The Queen of England has n trees growing in a row in her garden. At that, the i-th (1 ≤ i ≤ n) tree from the left has height ai meters. Today the Queen decided to update the scenery of her garden. She wants the trees' heights to meet the condition: for all i (1 ≤ i < n),ai + 1 - ai = k, where k is the number the Queen chose.

Unfortunately, the royal gardener is not a machine and he cannot fulfill the desire of the Queen instantly! In one minute, the gardener can either decrease the height of a tree to any positive integer height or increase the height of a tree to any positive integer height. How should the royal gardener act to fulfill a whim of Her Majesty in the minimum number of minutes?

Input

The first line contains two space-separated integers: n, k (1 ≤ n, k ≤ 1000). The second line contains n space-separated integersa1, a2, ..., an (1 ≤ ai ≤ 1000) — the heights of the trees in the row.

Output

In the first line print a single integer p — the minimum number of minutes the gardener needs. In the next p lines print the description of his actions.
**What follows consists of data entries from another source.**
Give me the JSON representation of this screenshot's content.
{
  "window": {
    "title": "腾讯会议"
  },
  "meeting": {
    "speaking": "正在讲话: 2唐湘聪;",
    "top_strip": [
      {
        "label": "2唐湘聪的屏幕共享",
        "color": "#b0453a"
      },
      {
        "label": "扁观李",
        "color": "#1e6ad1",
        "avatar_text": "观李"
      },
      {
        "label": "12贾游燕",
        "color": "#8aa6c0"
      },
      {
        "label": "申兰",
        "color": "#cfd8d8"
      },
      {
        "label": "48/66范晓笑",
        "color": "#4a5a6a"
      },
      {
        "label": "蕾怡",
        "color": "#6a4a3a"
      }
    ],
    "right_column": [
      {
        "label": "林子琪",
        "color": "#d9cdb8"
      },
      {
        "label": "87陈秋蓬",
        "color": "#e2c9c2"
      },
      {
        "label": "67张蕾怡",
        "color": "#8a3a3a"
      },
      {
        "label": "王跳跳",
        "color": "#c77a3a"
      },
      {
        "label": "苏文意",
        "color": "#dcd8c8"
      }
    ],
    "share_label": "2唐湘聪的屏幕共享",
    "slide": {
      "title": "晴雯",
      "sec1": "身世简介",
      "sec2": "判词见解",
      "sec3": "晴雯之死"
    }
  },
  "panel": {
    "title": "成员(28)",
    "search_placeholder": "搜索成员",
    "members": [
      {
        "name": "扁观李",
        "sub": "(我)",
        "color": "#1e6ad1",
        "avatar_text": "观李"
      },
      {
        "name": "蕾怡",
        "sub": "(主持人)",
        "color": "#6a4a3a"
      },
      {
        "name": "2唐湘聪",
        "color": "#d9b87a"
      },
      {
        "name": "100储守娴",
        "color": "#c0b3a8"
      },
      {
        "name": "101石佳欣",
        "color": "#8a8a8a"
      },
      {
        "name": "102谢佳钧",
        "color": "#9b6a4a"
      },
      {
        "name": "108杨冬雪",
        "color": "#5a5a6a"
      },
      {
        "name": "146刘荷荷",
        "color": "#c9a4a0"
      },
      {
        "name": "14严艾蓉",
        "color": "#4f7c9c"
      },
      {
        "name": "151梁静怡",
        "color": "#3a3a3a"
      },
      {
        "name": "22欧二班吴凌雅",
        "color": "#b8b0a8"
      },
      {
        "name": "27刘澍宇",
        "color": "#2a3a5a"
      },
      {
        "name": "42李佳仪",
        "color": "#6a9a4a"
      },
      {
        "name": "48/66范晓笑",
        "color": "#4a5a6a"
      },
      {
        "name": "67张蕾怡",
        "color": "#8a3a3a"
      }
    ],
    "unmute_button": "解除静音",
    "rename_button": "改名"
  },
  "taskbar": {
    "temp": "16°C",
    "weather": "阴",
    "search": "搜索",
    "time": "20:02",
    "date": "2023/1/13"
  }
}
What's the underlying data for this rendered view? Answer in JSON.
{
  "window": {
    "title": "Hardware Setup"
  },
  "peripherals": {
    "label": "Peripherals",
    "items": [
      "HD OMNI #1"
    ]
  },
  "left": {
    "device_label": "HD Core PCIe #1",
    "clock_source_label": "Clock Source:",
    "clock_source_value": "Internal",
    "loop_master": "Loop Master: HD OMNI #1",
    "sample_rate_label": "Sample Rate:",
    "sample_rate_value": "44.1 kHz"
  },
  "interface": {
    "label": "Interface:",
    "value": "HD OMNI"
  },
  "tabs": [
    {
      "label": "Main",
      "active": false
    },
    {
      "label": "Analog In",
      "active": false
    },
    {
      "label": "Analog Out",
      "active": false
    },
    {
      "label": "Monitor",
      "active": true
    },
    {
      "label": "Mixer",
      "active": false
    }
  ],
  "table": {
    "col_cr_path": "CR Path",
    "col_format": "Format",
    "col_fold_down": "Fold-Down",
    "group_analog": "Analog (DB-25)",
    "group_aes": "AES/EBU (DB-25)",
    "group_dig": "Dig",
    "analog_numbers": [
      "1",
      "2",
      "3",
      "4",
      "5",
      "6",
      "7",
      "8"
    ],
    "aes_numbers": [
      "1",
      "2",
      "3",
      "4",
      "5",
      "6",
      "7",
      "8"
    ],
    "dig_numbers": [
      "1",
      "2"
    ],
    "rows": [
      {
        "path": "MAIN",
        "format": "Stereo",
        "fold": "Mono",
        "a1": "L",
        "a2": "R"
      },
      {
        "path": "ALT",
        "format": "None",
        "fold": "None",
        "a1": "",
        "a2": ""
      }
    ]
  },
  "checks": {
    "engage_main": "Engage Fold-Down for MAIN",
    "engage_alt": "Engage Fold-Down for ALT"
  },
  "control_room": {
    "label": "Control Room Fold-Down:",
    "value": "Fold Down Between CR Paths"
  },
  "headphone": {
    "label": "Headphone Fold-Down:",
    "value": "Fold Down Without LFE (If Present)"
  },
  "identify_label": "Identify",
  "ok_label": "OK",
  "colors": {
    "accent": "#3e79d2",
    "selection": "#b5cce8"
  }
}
If the gardener needs to increase the height of the j-th (1 ≤ j ≤ n) tree from the left by x (x ≥ 1) meters, then print in the corresponding line "+ j x". If the gardener needs to decrease the height of the j-th (1 ≤ j ≤ n) tree from the left by x (x ≥ 1) meters, print on the corresponding line "- j x".

If there are multiple ways to make a row of trees beautiful in the minimum number of actions, you are allowed to print any of them.

Sample test(s)

input

4 1
1 2 1 5

output

2
+ 3 2
- 4 1

input

4 1
1 2 3 4

output

0

#include <cstdio>
#define MAX 1001
int k,n,hight[MAX];
int main()
{
   //freopen("input.txt","r",stdin);
   while(scanf("%d %d",&n,&k)!=EOF)
   {
      for(int i=1;i<=n;i++)scanf("%d",hight+i);
      int min=1001,temp=0;
      for(int i=1;i<=1000;i++)
      {
          int d=0;
          for(int j=1;j<=n;j++)
          {
              if((i+(j-1)*k)!=hight[j])d++;
          }
          if(d<min)
          {
              min=d;
              temp=i;
          }
      }
      printf("%d\n",min);
      for(int i=1;i<=n;i++)
      {
          int f=temp+(i-1)*k-hight[i];
          if(f<0)printf("- %d %d\n",i,-f);
          if(f>0)printf("+ %d %d\n",i,f);
      }
   }
    return 0;
}